Gigyan asomó su rostro para percibir el aliento del amanecer. Sus mejillas fueron las primeras en descubrir las bajas temperaturas, pero se negaba a abandonar la pequeña terraza y dejar de notar la baldosa húmeda por el rocío bajo sus pies desnudos. Durante un instante a su mente acudieron los recuerdos, las risas infantiles y los juegos inventados en los bajos de un bloque de viviendas. Desechó cualquier sentimiento de tristeza, sin embargo la nostalgia había sido una dura rival y después de una larga lid había ganado, siendo la causante de su estado de ánimo.
De forma inconsciente comenzó a mover sus piernas en un intento de relajar los músculos. El sol no tardaría en brindar los primeros rayos y acariciar con su aliento templado un cuerpo apenas cubierto con una camiseta larga. Merecía la pena esperar, sí. Merecía la pena ver el último amanecer en aquella ciudad dónde había aprendido a construir sus sueños, a volar, a expresar las necesidades de su incansable corazón, a danzar. Con el transcurso de los minutos la urbe parecía despertar, ocultando con sus sonidos habituales la canción “Runaway” de Bon Jovi que salía del antiguo tocadiscos. Desconocía la razón de por qué aún guardaba aquellos viejos discos de vinilo, ni por qué mirar una y otra vez sus portadas le provocaba una carcajada a la que seguía siempre un nudo en la garganta. Quizás el llevarlos consigo en sus viajes le ayudaba a mantener la vinculación con una época de su vida en la que los sueños no eran más que eso, deseos de una niña que cogía la guitarra de su padre y componía canciones con su amiga, pero en la que aún no pesaban las preocupaciones, las decepciones y el dolor por lo perdido. “Supongo que eso es madurar” susurró formando una mueca mientras buscaba su butaca favorita.
Estuvo horas sentada, pensativa, tarareando viejas melodías e intentando descifrar la procedencia de un aroma que llevaba semanas embargándola. A sus pies dormía serena la Cocker pelirroja, fiel cómplice de sus viajes, que gruñó perezosa cuando su dueña decidió finalmente adentrarse en el ático. La maleta permanecía abierta y el equipaje estratégicamente colocado sobre la cama. Apoyada contra la puerta dormitaba la vieja guitarra, vigilando la entrada, preparada para acompañar a su dueña en un nuevo episodio de su vida. Gigyan se vistió y comenzó a recoger cada pieza de su estancia en aquella ciudad. Los diarios llenos de sentimientos, las zapatillas de baile, esa camiseta que había perdido el lucido color negro pero que aún le sentaba bien; la chaqueta de cuero, usada, desgastada y de la que se negaba a desprenderse, aunque mil veces se la había imaginado ardiendo en algún armario mientras ella gritaba “libertad”. Las fotos jamás podrían retratar todos y cada uno de los sentimientos y emociones experimentadas, pero sus ojos reflejaban los buenos y malos momentos, los cambios y las superaciones, las lágrimas que se habían transformado en risas que surgían en sus labios.

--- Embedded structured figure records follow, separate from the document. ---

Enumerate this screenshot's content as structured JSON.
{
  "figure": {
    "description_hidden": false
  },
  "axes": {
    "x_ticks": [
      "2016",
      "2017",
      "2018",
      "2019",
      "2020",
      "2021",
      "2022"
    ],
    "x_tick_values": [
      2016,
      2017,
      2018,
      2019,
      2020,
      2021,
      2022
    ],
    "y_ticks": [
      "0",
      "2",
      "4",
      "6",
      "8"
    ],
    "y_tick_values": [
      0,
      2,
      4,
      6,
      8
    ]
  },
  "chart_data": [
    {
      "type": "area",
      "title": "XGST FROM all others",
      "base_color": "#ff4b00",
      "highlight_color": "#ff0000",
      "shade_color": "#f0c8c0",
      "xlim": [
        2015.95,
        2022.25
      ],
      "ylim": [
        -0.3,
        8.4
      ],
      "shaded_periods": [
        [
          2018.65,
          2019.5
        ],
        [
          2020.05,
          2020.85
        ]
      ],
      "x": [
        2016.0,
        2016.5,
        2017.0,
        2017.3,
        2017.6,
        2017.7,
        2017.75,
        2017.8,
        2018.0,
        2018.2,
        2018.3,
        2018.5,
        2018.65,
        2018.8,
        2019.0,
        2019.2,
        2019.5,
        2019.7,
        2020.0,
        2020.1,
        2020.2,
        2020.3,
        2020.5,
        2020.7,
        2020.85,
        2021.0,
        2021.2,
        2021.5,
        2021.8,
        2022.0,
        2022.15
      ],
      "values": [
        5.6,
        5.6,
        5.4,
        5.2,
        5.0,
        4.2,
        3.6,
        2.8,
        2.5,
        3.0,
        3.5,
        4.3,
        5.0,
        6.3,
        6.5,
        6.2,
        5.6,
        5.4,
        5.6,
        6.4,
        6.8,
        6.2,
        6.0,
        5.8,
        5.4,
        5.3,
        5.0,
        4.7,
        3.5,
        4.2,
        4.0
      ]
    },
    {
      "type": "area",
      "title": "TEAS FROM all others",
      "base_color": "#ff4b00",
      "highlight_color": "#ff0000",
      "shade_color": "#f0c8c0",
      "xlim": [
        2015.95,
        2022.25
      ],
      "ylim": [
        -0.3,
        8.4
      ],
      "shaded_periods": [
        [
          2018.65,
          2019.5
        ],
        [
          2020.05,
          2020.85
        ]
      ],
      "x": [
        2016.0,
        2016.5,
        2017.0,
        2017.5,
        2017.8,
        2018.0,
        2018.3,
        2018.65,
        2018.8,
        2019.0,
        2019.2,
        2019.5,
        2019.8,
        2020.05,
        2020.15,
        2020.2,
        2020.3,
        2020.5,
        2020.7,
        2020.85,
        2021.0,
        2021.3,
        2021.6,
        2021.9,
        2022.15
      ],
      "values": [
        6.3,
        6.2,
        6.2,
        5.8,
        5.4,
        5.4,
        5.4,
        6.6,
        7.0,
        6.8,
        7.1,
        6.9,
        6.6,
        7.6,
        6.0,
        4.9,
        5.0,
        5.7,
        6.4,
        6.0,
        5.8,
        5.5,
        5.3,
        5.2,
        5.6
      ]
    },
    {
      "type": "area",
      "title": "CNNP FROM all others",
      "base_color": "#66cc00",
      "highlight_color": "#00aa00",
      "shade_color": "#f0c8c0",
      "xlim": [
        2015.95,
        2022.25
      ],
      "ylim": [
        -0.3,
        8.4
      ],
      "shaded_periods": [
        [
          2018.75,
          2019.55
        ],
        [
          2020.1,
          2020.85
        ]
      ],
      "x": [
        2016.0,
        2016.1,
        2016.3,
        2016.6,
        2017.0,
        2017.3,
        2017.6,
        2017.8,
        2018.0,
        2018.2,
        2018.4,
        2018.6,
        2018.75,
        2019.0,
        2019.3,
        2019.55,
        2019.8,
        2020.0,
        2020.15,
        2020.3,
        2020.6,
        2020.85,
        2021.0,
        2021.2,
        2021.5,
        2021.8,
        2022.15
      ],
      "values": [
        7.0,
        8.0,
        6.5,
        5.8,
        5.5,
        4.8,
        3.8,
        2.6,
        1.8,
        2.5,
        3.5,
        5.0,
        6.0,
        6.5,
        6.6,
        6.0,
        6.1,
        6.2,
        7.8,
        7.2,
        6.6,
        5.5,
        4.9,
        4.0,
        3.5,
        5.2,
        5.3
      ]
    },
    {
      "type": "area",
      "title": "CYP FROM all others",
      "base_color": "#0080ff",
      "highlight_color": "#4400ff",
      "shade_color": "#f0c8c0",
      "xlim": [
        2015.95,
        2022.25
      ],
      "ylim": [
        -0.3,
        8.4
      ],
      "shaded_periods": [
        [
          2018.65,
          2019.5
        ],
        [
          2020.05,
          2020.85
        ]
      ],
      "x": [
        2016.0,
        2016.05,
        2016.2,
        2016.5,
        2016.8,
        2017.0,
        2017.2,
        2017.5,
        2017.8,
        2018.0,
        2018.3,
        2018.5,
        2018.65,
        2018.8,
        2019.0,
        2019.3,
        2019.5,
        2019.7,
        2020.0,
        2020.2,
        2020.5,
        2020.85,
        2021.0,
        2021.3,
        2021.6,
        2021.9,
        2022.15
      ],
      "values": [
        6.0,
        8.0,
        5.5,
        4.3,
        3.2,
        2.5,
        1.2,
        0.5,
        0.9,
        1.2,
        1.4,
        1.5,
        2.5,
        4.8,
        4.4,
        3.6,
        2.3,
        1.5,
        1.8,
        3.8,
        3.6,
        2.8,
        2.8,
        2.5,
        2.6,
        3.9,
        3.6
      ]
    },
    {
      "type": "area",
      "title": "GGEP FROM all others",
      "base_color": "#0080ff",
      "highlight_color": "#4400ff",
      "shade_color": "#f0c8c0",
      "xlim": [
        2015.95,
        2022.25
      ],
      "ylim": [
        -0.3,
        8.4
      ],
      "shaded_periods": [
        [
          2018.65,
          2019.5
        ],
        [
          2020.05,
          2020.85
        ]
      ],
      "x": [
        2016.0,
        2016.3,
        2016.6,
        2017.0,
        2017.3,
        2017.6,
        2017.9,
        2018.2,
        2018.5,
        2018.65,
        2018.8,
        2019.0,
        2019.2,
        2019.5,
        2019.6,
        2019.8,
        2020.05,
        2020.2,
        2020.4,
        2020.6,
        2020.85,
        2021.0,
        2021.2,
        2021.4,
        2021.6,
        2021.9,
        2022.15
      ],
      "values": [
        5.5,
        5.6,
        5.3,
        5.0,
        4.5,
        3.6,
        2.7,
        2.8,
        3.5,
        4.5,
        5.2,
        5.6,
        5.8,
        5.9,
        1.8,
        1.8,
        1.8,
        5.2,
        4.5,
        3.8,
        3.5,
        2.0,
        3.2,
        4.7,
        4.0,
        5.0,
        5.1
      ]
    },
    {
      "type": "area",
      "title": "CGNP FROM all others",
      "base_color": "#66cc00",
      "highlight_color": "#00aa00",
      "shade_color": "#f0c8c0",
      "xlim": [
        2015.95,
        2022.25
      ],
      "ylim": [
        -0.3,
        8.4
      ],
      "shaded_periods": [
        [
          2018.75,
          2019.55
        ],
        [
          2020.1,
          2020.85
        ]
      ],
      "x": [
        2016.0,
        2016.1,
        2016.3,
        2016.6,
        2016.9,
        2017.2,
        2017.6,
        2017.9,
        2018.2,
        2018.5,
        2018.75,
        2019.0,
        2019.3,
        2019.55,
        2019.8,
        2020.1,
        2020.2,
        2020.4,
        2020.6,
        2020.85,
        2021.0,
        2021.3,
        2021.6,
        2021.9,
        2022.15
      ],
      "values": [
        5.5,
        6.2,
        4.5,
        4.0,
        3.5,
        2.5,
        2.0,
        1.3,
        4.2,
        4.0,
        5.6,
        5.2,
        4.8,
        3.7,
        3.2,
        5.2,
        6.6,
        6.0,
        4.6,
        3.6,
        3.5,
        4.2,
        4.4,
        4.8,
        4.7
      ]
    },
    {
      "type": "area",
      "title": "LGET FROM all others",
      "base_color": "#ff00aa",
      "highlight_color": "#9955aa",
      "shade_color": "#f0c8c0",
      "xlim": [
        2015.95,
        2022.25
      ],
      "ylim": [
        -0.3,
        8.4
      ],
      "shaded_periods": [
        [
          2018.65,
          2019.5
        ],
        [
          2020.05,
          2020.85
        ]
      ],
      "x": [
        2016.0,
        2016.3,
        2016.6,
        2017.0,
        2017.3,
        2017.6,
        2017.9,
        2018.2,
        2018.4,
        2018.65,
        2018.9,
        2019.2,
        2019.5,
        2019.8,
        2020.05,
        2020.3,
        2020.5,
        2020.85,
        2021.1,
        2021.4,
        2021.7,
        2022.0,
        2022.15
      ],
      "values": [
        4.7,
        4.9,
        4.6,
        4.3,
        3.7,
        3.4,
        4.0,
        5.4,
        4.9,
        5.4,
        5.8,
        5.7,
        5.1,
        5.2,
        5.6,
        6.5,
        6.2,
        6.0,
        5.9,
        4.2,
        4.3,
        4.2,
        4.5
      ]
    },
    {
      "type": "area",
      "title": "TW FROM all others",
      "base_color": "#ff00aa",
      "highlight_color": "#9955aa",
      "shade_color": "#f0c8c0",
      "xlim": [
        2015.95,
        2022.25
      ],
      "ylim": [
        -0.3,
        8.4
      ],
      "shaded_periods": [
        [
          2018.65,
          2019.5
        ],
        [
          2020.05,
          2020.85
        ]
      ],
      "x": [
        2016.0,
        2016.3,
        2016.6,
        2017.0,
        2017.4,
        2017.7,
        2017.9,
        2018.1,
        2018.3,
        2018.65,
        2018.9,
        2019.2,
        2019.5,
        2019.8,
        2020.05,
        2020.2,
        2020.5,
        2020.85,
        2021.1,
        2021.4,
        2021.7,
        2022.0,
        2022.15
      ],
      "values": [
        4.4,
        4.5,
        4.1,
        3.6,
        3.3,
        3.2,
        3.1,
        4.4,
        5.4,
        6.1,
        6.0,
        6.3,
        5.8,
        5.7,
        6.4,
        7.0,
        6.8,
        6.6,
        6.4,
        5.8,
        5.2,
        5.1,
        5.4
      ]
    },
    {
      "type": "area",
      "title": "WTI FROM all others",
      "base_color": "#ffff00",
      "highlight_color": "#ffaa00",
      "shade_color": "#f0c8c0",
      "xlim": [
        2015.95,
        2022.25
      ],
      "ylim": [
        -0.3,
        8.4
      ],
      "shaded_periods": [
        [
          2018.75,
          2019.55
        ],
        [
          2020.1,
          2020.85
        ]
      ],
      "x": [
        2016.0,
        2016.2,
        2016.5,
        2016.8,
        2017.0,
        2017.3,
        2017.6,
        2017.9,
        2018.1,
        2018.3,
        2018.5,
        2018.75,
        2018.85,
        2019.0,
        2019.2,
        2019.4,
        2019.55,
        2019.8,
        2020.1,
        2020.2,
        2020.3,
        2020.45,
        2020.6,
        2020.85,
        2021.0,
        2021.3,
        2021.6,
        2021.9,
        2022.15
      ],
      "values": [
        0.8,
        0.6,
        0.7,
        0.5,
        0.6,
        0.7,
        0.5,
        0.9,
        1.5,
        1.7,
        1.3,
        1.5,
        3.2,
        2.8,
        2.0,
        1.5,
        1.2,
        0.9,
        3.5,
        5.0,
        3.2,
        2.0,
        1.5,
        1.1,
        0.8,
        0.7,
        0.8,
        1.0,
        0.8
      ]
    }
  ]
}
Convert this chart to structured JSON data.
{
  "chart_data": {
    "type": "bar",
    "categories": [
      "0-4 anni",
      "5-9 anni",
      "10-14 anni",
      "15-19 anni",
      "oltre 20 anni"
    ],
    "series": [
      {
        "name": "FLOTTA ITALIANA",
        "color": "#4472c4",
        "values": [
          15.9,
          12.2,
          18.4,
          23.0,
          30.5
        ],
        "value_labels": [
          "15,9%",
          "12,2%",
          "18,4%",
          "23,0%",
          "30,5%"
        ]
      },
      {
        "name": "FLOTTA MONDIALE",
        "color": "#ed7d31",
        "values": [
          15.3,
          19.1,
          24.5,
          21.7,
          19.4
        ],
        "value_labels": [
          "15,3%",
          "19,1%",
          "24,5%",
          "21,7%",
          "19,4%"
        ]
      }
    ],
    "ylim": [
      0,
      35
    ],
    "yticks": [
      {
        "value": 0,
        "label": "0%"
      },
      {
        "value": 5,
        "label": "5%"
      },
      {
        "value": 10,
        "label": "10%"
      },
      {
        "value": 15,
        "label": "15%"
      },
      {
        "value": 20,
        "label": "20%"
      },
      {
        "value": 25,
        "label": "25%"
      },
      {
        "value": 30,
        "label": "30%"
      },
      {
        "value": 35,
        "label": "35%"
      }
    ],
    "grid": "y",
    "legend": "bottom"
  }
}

La Cocker lamió sus pies aún desnudos regresándola al instante terrenal del ahora. Gigyan le correspondió con un fuerte abrazo. “Vamos”, ordenó mientras acomodaba la guitarra sobre su espalda y arrastraba la maleta hacia la salida. El mármol de la escalera mantenía aún el frescor de la madrugada, impregnando su piel. El sol, las flores del jardín, los bancos sedientos de compañía, la brisa de las olas que rompían contra el maltratado espigón, la recibieron embargándola con una molesta sensación de melancolía. Caminó segura sobre las primeras arenas, cálidas, percibiendo la entrega de cada partícula entre sus dedos, relamiendo sus tobillos. El sol se había desperezado lentamente, pero ahora coronaba el mediodía como no lo había hecho en los últimos días, desechando las nubes que habían afeado la cúpula celeste. Gigyan dejó su equipaje sin cuidado alguno y se dirigió al agua. La cálida espuma le provocaba un agradable cosquilleo. Regresó lentamente, se sentó y escribió sobre la arena. Sonrió satisfecha, reconociéndose como una luchadora, una cazadora de sueños, una conquistadora moderna. En su mente volvieron a sonar viejas melodías y ese aroma adherido a su destino. Gigyan se levantó, miró al cielo apartándose uno de sus rizos de la cara. Quizás los tramos grises volverían de vez en cuando, pero ya estaba preparada para las tormentas y para recibir todos los amaneceres. Sonrió, mientras se despedía del lugar con paso decidido.
Sobre la arena quedaba un nombre grabado. “Gigyan”, conformaban los surcos, un nombre que sería arrastrado por las olas lejos, muy lejos.